Non sono piaciute al Garante per la Privacy, Antonello Soro alcune delle decisioni assunte dal Governo in sede di varo del recente Decreto del Fare né alcune delle misure si “semplificazione” che lo stesso Esecutivo ha inserito in un Disegno di legge appena approvato.

Ma soprattutto il Garante per la Privacy non ha apprezzato la scelta del Governo – peraltro presieduto dal suo ex compagno di partito Enrico Letta – di adottare decisioni tanto delicate per la privacy dei cittadini nell’ambito di un decreto legge e, dunque, senza l’adeguata ponderazione.

Il Garante ha, quindi, preso carta e penna – speriamo solo in senso figurato – e scritto ai Ministri Alfano, Franceschini, Lorenzin e Zanonato nonché ai Presidenti delle Commissioni bilancio, tesoro e programmazione e Affari Costituzionali della Camera dei Deputati per manifestare le proprie perplessità e preoccupazioni.

In cima alla lista – per la verità e, per fortuna, breve – delle cose che, secondo Soro, non vanno nel Decreto del Fare, c’è la nuova disciplina sulla c.d. liberalizzazione del wifi che, davvero, sembra destinata a non trovare pace nel nostro Paese.

Tutte condivisibili le considerazioni e le preoccupazioni del Garante Privacy al riguardo.

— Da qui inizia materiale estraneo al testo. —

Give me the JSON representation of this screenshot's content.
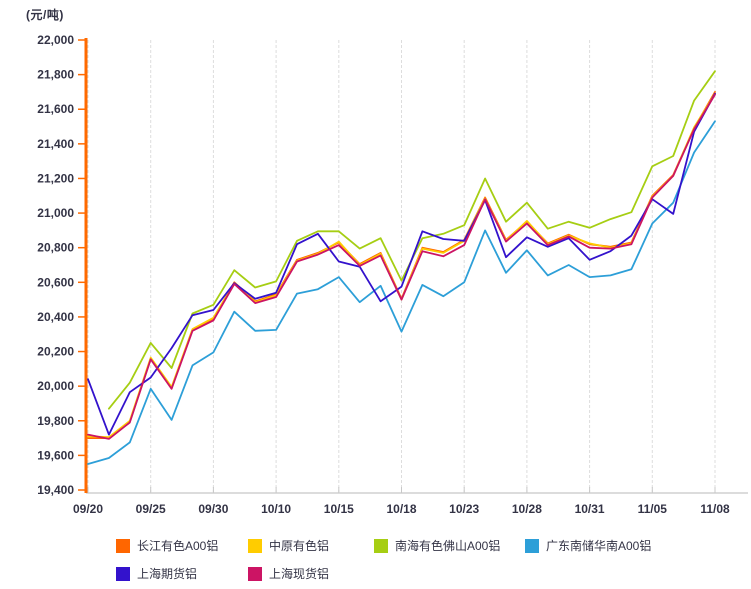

Soro, in sostanza, rimprovera al Governo che nell’abolire – ammesso che un simile obbligo potesse considerarsi vigente – l’obbligo per i gestori degli esercizi commerciali di identificare i propri clienti prima di fornire loro risorse di connettività in modalità wifi, avrebbe, contestualmente, posto a loro carico l’obbligo di tracciare alcune informazioni quali, ad esempio, il c.d. Mac address.

Tale obbligo – un tempo presente nell’ordinamento e poi abrogato – per un verso, minaccerebbe di aggravare inutilmente l’attività dei gestori degli esercizi commerciali disincentivandoli dalla condivisione delle proprie risorse di connettività e, per altro verso – ed il profilo che sta più a cuore al Garante Privacy – potrebbe finire con il far confluire, contrariamente a quanto ritenuto dal Governo, una grande quantità di dati personali nelle mani di una “platea considerevole di imprese”.

Ineccepibile il ragionamento del Garante che, dopo aver ricordato al Governo che, in talune ipotesi, le informazioni in relazione alle quali ha reintrodotto l’obbligo di tracciamento contengono dati personali, ha auspicato lo stralcio delle relative disposizioni dalla legge di conversione e “l’approfondimento di questi aspetti nell’ambito di un provvedimento che non abbia carattere di urgenza”.

Come chiedere all’Esecutivo di ripresentarsi all’esame di Privacy a Settembre, dopo aver studiato di più e meglio.

Egualmente condivisibile un’altra delle preoccupazioni espresse da Soro a proposito dell’annunciata intenzione del Governo di eliminare – attraverso il disegno di legge appena approvato dal Consiglio dei Ministri – dall’ambito di applicazione del Codice privacy anche i dati relativi agli imprenditori.

“Tali norme privano di fatto le persone fisiche – sia pure quando agiscano nell’esercizio della propria attività imprenditoriale – del diritto alla protezione dei dati – ha scritto Soro nelle lettere ai ministri – con conseguenze paradossali e non certo semplificatorie. E anzi perfino pregiudizievoli per la stessa attività d’impresa, stante la difficoltà di distinguere, nella vita concreta, il dato della persona fisica da quello riferito alla sua qualità di imprenditore. In questo modo, gli imprenditori si troverebbero ad avere meno diritti (ad esempio non potrebbero più rivolgersi al Garante per tutelarsi in caso di informazioni non corrette presenti nelle banche dati), ma gli stessi oneri ai quali erano prima soggetti.”.

In questo caso, il Garante non si è però limitato a “rimandare a settembre” il Governo ma l’ha addirittura bocciato senza prove d’appello, ricordandogli che la disposizione, introdotta, “peraltro si porrebbe in netto contrasto con la Direttiva europea con la conseguenza di costringere l’Autorità a sollevare la questione in sede comunitaria.”.

Siamo al paradosso.

Come già scritto il Governo legifera in materia di Privacy senza sentire il parere del Garante per la Privacy – che, sia detto per inciso, è tra l’altro, pagato proprio per orientare le scelte di Governo e Parlamento – e costringe quest’ultimo a bacchettarlo ed a minacciare di denunciarlo davanti alle Istituzioni dell’Unione Europea.

Viene da ridere – ma ci sarebbe da piangere – ad immaginare cosa penserebbero a Bruxelles nel vedersi arrivare una segnalazione con la quale il Garante per la Privacy italiano denuncia l’illegittimità di una norma varata dal Governo italiano.